Q : Dans l’essai sur le sevelamer et le carbonate de lanthane, les patients n’ont pas atteint le seuil optimal de 1,13 mmol/L que préconise le Dr Block. Comment ce seuil peut-il être atteint?

Dr Ross : Ce n’était pas un objectif de l’étude. En étudiant la capacité d’un chélateur de près, on a une meilleure idée de la dose requise et du nombre de comprimés à administrer pour abaisser la phosphatémie jusqu’au niveau souhaité. Ces deux chélateurs sont généralement utilisés à des doses beaucoup plus fortes que dans cette étude.

Dr Block : Je précise que mon commentaire au sujet de la phosphatémie cible de 1,13 mmol/L ne concernait que l’IRC de stade 3 ou 4. Cela dit, je pense que ce taux cible convient à tout le monde. Si nous aspirons à maîtriser la phosphatémie chez un patient dialysé, le nombre de séances de dialyse doit augmenter. C’est à n’en pas douter la meilleure façon de maîtriser la phosphatémie. L’étiquette sur la valeur nutritionnelle des aliments devrait par ailleurs préciser la quantité de phosphore dans les aliments. À l’heure actuelle, tous les aliments sont additionnés de phosphore, mais le patient ne pourra jamais maîtriser sa phosphatémie à moins de connaître son apport alimentaire de phosphore. Q : Les différences chimiques entre les deux chélateurs expliquent-elles la perte de maîtrise de la phosphatémie que vous avez observée au terme des quatre semaines?

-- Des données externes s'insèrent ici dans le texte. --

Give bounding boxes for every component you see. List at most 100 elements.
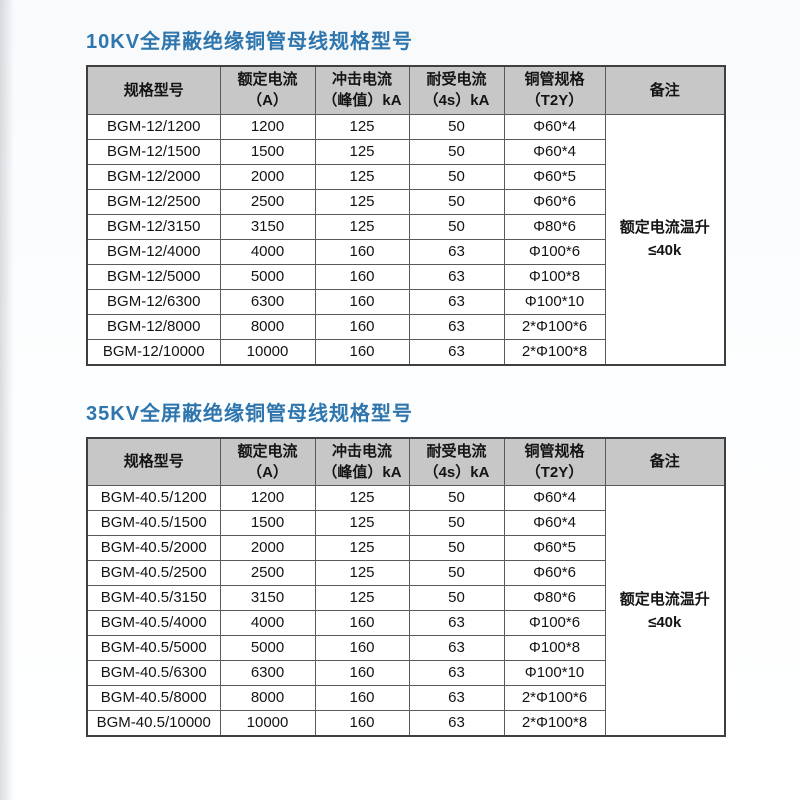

Dr Ross : Non, je ne pense pas qu’elles soient responsables des effets tardifs. En toute honnêteté, je pense qu’il pourrait s’agir d’une simple anomalie statistique, mais il faudra élucider la chose. À mon avis, c’est plutôt le profil chimique du sevelamer qui pourrait expliquer la variabilité plus marquée des liaisons aux ions phosphate. Cela dit, j’utilise les deux médicaments et je trouve rassurant de savoir qu’un médicament sûr et au moins aussi efficace que celui que nous utilisons déjà s’est ajouté à notre arsenal thérapeutique.